Objectives: Perfusion computed tomography (PCT) is increasingly getting popular with the advent of computed tomography (CT) systems with adequate temporal resolution and spatial coverage. We sought to develop a biological phantom for perfusion measurements in CT to design, improve, and validate scan protocols and postprocessing algorithms in vitro.
Materials and methods: A special technique was applied to prepare and preserve a fresh porcine kidney. The kidney was connected to an open circuit driven by a peristaltic pump with the option to inject contrast material. We evaluated repeated dynamic contrast-enhanced CT acquisitions with different input flow rates and the relation to calculated parenchymal flow results of the phantom. Flow was calculated with 2 different algorithms. Identical scans were performed with a time interval of 1 year to check long-term stability of the phantom. Different bolus geometries were designed and bolus dispersion was measured for the setup using a tubing array.
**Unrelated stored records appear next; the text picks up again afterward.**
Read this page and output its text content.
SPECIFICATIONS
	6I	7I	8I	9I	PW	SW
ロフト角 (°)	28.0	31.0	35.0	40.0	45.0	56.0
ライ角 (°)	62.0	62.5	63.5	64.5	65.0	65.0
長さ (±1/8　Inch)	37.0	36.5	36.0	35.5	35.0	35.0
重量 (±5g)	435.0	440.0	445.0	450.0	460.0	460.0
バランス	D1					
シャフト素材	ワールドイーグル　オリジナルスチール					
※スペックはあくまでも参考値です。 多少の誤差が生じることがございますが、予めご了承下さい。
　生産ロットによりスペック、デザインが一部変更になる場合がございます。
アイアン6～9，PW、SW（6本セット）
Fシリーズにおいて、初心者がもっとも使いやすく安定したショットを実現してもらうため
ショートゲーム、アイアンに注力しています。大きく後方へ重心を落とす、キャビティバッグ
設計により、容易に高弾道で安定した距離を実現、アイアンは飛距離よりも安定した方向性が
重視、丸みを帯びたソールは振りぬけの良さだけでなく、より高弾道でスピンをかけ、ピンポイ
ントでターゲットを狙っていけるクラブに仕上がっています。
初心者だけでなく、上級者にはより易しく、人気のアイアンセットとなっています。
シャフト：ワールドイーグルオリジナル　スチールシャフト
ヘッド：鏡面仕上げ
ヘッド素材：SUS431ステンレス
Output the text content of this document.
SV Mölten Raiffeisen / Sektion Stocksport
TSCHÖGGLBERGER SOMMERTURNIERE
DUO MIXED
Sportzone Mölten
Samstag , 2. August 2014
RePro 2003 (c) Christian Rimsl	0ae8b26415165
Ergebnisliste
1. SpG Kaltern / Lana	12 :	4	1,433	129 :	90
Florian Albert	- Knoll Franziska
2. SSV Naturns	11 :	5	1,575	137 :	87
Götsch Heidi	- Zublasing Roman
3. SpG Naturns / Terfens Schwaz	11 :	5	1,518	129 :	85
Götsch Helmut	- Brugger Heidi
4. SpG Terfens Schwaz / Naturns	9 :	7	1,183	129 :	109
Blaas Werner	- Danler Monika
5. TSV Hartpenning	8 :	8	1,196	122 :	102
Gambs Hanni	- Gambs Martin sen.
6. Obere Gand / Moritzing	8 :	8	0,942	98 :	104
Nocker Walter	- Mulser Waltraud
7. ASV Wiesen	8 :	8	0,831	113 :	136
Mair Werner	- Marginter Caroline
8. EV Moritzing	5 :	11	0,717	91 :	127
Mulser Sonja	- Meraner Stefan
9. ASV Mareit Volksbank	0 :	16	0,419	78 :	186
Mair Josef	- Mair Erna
Results: We found a linear relationship between the input flow rate of the circuit and the calculated phantom tissue flow with a correlation coefficient rr2 = 0.99 for both algorithms. Both algorithms resulted in very similar absolute values, the mean difference was 3.1 mL/100 mL/min. Perfusion measurements with contrast material injection and storage did not alter the phantom. The enhancement properties did not change over the time of 1 year. With our setup, it was possible to design typical bolus geometries as they occur in clinical practice. Bolus dispersion was small: peak enhancement and bolus width changed by about only 5% over 2-m tube length.
Conclusions: A phantom for parenchymal flow measurements suitable for repeated measurements over a long period of time was developed. The setup allows the design of diverse bolus geometries with negligible dispersion.